September 19, 2019
On Wednesday, 18 September 2019 at 09:52:34 UTC, John Colvin wrote:
> On Tuesday, 17 September 2019 at 19:31:49 UTC, Brett wrote:
>> On Tuesday, 17 September 2019 at 19:19:46 UTC, Timon Gehr wrote:
>>> On 17.09.19 19:34, Brett wrote:
>>>> 
>>>> What's more concerning to me is how many people defend the compilers behavior.
>>>> ...
>>>
>>> What you apparently fail to understand is that there are trade-offs to be considered, and your use case is not the only one supported by the language. Clearly, any wraparound behavior in an "integer" type is stupid, but the hardware has a fixed word size, programmers are lazy, compilers are imperfect and efficiency of the generated code matters.
>>
>> And this is why compilers should do everything they can to reduce problems... it doesn't just effect one person but everyone that uses the compiler. If the onus is on the programmer then it means that a very large percentage of people(thousands, 10's of thousands, millions) are going to have to deal with it as you've already said, they are lazy, so they won't.
>
> Carelessly doing everything you can to reduce problems is a good way to create lots of problems. For example, there can be a trade-off between consistently (and therefore predictably) wrong and inconsistently right.
>
>> No, that is not the right behavior because you've already said that wrapping is *defined* behavior... and it is not! One if we multiply two numbers together that may be generated at ctfe using mixins or by using a complex constant expression that may be near the upper bound and it happens to overflow? Then what?
>>
>> You are saying it is ok for undefined behavior to exist in a program and that is never true! Undefined behavior accounts for 100% of all program bugs. Even a perfectly written program is undefined behavior if it doesn't do what the user wants/programmer wants.
>>
>> The compiler can warn us at compile time for ambiguous cases, that is the best solution. To say it is not because wrapping is "defined behavior" is the thing that creates inconsistencies.
>
> Just to make sure you don't misunderstand:
>
> For better or worse, integer overflow is defined behaviour in D, the reality of the overwhelming majority of CPU hardware is encoded in the language.
>
> That is using the meaning of the term "defined" as it used in e.g. the C standard.

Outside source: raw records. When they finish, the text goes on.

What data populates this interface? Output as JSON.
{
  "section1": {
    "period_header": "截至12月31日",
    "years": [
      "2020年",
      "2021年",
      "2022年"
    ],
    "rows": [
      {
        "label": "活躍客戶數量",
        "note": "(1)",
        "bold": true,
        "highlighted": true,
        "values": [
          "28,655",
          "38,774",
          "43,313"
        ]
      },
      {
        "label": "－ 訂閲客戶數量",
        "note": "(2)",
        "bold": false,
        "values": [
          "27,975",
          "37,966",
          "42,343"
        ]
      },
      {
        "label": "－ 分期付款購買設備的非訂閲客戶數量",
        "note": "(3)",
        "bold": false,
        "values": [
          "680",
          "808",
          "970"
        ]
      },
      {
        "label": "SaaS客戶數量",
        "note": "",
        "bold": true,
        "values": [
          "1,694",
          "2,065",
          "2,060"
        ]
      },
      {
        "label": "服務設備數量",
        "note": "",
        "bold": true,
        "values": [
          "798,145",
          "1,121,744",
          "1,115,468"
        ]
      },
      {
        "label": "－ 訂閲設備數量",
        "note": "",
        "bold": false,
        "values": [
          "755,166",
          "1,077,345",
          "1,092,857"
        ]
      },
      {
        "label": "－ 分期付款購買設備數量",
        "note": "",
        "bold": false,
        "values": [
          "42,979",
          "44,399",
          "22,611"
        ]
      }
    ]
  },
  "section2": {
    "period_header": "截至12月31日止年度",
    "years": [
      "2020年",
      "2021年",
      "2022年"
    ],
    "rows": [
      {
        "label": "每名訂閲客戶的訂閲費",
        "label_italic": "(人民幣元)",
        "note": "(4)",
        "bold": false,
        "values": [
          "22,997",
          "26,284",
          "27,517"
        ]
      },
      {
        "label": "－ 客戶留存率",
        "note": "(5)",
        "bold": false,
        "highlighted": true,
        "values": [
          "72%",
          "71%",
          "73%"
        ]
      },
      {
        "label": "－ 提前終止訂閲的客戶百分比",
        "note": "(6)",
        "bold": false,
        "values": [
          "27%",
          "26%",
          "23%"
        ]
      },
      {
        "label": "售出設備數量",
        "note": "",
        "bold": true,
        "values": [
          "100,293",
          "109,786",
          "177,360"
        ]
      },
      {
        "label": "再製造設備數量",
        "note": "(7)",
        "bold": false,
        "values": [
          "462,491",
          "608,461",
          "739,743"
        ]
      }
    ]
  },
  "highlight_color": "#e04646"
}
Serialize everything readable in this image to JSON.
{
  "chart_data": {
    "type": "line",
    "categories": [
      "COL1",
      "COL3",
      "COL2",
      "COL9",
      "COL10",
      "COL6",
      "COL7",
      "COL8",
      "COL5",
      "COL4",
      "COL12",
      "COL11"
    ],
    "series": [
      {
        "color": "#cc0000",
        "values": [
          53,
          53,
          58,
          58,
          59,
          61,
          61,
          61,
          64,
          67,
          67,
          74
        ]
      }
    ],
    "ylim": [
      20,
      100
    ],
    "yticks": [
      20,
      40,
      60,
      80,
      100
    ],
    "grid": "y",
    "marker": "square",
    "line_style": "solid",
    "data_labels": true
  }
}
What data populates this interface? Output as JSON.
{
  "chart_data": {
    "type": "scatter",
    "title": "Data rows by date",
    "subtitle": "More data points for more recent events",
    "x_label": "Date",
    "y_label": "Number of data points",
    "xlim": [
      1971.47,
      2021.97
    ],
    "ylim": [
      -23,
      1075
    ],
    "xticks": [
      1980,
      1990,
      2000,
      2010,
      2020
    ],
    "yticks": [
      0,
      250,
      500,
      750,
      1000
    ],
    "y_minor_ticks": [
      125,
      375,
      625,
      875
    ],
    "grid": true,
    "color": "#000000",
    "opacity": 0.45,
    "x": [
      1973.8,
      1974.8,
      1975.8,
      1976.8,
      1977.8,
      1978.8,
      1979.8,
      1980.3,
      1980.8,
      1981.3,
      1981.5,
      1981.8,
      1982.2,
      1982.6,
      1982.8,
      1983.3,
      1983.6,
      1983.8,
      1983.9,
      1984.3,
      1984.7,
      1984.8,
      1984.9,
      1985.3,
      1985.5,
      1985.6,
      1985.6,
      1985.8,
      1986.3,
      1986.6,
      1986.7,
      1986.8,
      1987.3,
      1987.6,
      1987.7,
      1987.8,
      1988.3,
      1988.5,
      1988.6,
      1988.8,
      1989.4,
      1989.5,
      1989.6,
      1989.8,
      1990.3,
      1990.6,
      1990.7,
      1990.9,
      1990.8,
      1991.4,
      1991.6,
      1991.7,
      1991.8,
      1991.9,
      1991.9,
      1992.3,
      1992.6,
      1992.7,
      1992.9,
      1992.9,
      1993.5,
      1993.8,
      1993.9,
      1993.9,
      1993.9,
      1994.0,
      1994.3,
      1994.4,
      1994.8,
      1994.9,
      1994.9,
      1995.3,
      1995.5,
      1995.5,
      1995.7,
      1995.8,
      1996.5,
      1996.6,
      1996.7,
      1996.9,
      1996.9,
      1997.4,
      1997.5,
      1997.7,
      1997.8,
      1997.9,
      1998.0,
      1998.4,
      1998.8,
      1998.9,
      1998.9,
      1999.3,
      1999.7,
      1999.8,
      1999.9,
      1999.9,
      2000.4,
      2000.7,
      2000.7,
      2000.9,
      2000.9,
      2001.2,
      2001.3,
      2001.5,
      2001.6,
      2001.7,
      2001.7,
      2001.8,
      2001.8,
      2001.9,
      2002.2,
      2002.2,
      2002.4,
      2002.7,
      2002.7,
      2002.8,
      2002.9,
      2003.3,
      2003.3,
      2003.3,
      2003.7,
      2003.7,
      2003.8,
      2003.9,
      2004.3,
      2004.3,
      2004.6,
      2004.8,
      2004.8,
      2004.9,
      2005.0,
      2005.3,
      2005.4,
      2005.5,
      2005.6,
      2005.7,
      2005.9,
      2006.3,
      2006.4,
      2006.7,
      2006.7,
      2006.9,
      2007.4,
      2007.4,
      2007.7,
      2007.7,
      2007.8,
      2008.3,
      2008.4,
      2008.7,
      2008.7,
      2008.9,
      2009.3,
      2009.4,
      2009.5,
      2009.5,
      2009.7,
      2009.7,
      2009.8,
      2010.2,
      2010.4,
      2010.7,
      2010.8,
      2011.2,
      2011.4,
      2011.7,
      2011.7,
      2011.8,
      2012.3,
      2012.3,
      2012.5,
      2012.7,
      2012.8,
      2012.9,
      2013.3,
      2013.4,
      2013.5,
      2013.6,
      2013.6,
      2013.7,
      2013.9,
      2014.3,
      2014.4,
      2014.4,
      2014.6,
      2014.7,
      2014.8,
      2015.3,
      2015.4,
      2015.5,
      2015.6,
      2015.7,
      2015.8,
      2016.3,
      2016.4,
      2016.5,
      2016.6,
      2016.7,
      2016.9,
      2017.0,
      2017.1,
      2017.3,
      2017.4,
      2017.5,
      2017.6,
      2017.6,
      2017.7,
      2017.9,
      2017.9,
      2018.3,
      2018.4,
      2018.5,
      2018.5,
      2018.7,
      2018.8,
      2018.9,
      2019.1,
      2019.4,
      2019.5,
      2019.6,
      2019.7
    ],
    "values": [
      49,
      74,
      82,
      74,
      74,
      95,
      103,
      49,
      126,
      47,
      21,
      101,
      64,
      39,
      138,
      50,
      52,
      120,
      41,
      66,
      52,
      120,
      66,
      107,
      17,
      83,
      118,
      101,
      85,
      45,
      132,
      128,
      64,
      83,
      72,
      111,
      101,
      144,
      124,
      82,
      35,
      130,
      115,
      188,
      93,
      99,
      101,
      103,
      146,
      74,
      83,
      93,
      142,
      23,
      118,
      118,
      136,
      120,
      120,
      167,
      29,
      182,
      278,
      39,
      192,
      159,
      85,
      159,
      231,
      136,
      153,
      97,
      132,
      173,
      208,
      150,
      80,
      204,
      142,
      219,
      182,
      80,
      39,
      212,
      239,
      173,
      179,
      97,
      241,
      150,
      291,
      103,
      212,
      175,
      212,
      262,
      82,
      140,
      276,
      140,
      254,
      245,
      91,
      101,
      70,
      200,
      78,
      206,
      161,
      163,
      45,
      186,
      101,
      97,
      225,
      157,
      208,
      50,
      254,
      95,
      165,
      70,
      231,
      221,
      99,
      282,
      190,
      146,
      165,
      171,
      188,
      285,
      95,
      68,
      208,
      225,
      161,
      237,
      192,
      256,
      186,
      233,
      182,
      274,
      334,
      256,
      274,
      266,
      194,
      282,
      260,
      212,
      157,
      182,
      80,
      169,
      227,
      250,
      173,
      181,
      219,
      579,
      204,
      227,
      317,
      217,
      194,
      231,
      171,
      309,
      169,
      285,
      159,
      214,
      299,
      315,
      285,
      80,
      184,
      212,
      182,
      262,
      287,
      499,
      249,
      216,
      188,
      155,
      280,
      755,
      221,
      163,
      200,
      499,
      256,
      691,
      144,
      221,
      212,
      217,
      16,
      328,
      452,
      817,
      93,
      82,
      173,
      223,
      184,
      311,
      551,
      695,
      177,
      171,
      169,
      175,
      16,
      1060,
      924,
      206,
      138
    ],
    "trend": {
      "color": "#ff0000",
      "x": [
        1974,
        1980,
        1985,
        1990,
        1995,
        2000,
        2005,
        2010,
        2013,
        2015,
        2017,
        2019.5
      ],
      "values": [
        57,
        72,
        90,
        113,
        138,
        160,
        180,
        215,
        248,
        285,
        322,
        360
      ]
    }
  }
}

I do not care if it is defined, it is wrong. Things that are wrong should be righted... Few seem to get that here.

You can claim that it is right because that is how it is done but you fail to realize that the logic you used to come to that conclusion is wrong. To wrongs do not make a right, no matter how hard you try.

See, at worst we get a warning. You want that warning to be surprised, I want it to be explicit. You want obscure errors to exist I do not.  You are wrong, I'm right. You can huff and puff and try to blow the house down but you still will be wrong.